STEP 3: OUTLINE YOUR MANAGEMENT

This step needs practice and experience. INVESTIGATION and TREATMENT. The more you see, the more you know.

This is where, your books will not help you much. To a certain extent, yes, but most of the time, not. This is where, the amount of time you spent in the ward, matters.

This is where, for medical students, the house officers and medical officers are your good friends. They are the go-to persons who have the explanation for every investigation and management plan.

This is where, you will see how a clinical decision making differs, from one doctor to another, and from one hospital to another. But no matter how different they are, there will always be an explanation and most importantly, the principles remain the same.

You have to know those principles. But remember, you can never reach STEP 3 if you have trouble finishing STEP 2. For medical students, trust me, the moment you finish STEP 2, you have passed your examination. If much of the question or discussion lingers at STEP 3, a pat on your back because you are a distinction candidate.

And I can assure you, if you perform well as a medical student, if you can do STEP 3 as a medical student, trust me, your housemanship will not be as bad as what is being portrayed publicly nowadays in the news. Because this is also the difference between a good and a mediocre house officer. The good ones can complete STEP 3 on their own, while the other waits for the medical officers to do it.

Which medical student are you?
Which house officer are you?

STEP 4: DISCHARGE PLAN

The biggest clerking mistake, to me, is when you clerk only for a certain period of time.
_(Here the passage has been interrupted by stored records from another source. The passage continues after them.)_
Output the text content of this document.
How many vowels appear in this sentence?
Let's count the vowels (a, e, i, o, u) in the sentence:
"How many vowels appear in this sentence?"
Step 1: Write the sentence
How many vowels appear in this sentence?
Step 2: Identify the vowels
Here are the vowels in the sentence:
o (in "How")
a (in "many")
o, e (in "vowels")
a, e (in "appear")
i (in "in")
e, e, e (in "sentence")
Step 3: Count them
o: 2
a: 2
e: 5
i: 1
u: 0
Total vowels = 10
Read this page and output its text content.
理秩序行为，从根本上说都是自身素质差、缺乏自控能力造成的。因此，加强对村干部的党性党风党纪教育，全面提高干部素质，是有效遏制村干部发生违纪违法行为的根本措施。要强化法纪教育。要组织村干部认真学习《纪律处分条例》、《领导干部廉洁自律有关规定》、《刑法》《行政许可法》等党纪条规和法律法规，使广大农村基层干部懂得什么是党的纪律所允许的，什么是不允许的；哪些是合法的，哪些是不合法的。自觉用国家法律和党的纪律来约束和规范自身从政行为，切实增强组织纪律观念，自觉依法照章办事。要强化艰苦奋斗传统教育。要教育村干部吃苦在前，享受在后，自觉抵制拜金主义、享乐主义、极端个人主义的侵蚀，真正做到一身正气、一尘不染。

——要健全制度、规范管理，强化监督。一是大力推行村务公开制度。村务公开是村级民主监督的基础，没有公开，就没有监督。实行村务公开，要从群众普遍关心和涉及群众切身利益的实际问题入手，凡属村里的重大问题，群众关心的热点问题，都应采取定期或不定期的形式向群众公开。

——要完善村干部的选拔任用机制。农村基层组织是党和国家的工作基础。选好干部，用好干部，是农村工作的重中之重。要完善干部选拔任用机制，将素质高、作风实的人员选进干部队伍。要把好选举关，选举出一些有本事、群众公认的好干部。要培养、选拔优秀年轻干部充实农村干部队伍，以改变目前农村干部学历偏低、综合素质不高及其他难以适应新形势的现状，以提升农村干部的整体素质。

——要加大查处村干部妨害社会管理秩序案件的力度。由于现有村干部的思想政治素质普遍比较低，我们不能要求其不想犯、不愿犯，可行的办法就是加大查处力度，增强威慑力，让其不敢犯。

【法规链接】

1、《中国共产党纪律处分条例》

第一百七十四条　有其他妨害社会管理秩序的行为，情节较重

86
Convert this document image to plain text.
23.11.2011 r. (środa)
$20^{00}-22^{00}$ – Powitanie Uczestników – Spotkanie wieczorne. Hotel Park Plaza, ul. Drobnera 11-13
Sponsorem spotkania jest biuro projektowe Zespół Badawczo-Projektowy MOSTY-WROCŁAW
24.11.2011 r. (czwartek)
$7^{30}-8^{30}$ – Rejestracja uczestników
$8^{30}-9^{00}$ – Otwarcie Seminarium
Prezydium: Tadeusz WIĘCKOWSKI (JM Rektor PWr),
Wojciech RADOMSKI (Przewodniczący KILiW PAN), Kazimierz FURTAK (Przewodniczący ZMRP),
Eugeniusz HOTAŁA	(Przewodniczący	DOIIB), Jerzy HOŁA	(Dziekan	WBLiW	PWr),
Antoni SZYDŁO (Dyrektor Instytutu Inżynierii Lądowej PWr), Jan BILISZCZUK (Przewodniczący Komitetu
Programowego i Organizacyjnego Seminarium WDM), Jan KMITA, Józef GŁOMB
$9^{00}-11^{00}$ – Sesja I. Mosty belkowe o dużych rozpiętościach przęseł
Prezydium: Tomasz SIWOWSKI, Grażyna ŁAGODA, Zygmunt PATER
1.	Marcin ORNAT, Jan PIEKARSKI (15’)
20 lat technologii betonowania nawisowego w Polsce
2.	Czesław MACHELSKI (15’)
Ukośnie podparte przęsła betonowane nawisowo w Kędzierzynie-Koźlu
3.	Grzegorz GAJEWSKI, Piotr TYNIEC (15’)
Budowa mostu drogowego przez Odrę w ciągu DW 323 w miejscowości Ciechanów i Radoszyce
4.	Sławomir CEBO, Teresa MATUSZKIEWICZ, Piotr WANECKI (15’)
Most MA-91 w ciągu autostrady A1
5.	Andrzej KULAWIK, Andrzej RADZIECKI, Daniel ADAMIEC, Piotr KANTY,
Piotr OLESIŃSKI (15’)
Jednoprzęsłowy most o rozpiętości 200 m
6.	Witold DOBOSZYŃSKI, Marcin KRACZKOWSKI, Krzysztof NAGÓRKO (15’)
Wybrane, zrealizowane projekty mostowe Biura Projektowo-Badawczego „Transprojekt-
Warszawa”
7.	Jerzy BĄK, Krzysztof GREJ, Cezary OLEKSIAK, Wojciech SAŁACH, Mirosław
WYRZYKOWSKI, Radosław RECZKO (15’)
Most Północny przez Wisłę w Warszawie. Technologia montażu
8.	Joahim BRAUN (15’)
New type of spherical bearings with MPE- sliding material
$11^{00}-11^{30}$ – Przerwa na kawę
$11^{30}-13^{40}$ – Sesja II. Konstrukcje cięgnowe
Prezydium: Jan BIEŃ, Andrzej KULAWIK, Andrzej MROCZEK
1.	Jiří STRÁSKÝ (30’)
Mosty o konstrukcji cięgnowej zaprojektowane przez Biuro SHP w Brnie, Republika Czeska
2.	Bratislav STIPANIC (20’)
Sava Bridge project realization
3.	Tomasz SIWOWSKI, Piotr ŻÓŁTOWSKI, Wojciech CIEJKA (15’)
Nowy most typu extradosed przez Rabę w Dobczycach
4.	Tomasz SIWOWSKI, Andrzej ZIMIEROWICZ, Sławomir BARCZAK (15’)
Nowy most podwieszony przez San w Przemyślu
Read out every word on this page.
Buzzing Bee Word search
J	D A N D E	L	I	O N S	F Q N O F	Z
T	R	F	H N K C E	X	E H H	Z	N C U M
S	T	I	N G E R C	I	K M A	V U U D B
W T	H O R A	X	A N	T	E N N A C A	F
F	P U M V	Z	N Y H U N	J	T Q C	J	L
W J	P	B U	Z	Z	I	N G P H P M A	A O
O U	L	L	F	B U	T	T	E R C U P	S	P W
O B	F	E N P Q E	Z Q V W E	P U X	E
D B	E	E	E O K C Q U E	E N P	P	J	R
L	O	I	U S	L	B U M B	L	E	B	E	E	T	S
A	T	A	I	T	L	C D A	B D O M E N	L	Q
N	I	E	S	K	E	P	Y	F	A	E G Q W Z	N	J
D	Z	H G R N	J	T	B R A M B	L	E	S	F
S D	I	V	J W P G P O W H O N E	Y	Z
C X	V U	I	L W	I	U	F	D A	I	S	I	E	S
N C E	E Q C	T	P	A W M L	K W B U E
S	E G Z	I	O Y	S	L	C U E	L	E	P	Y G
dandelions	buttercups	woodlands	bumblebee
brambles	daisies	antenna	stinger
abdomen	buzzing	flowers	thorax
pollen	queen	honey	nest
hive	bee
For house officers, you clerk a new admission and outline your management only up until your working shift is over. Right? Because by then, you will do passover and bye-bye, not your problem anymore. When you do a review, you only know about what happened yesterday and the next 24 hours, or up until your shift is over as well. Right?

Because if you ever work with me, you will know my favourite question to you will be, “when can patient be discharged?” It does not matter whether patient is still intubated or smiling at you. When can patient be discharged?

Similarly, medical students will clerk a patient only up until the bedside teaching is over. Right? Then, you will do the same bye-bye and if you stay around, that means the patient is your subject for case write-up. Right?

I was once a medical student as well. I know. 😅

Train yourself, the moment you start STEP 1, you have started thinking about STEP 4. Remember the thing I said in STEP 1 about “treating them and bringing them back to their pre-morbid status”? A good doctor does that. A good doctor TREATS THE PATIENT, NOT THE DISEASE.

The moment patient is admitted to the ward, you should anticipate everything up until the discharge plan. This is the difference between an elective admission who is discharged in the morning and an elective admission who waits until late afternoon, sometimes night, for a discharge summary. This is the difference between an emergency admission that does well and an emergency admission that does not do that well.

I know, it is easier said than done. But after reading this, I hope you have a rough idea about clerking a patient. I know I only scratch on the surface because managing a patient is not as simple as listing down the steps. You need a lot of practice, plenty of guidance and a hint of scolding in between. We all learn from mistakes, provided that we want to learn from them.

I leave you with this quote, “Medicine is science, but practising it, is an art”. Hence, you need to learn the art of clerking a patient. Similar to learning the art of presenting a case and making a referral.

There are no shortcut to it. We all learn the hard way.